Em novembro do ano passado, como o júri não conseguiu chegar a um veredicto de culpa ou inocência para os irmãos, Clarke declarou o julgamento nulo. Em uma semana, o governo dos EUA solicitou ao tribunal que “remarcasse rapidamente o novo julgamento dos irmãos para o final de fevereiro ou início de março de 2026”. Segundo o rascunho do parecer do DEF apresentado em 19 de dezembro, a organização apoia a moção de absolvição ou rejeição da acusação, argumentando que o caso tem “implicações mais amplas” para o setor.

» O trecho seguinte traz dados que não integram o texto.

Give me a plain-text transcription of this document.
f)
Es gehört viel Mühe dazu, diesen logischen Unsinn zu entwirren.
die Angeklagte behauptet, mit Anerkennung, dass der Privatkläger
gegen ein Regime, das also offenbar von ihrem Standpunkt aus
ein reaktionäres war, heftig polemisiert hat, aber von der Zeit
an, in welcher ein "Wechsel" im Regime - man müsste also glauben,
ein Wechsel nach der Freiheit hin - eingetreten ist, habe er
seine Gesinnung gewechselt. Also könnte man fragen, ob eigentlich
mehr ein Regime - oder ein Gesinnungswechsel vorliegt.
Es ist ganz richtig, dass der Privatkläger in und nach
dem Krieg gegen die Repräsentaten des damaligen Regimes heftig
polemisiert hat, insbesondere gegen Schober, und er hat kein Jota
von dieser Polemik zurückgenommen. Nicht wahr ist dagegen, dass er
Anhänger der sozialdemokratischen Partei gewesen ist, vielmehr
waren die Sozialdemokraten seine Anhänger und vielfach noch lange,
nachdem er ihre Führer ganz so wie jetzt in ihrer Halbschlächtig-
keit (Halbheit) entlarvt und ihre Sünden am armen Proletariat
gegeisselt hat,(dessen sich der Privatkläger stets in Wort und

O DEF afirmou: “Esse tipo de acusação gera incerteza e medo entre desenvolvedores de software, desestimula a participação no setor de finanças descentralizadas e incentiva os participantes a migrarem para o exterior.” O DEF acrescentou ainda: “O Departamento de Justiça não deve apresentar acusações baseadas em interpretações equivocadas das leis existentes, extrapolando possíveis legislações futuras, pois isso causará confusão nas regras de governança e, consequentemente, prejudicará o desenvolvimento do setor.” Muitas pessoas da indústria cripto continuam acompanhando o possível impacto desse caso sobre atividades relacionadas ao MEV.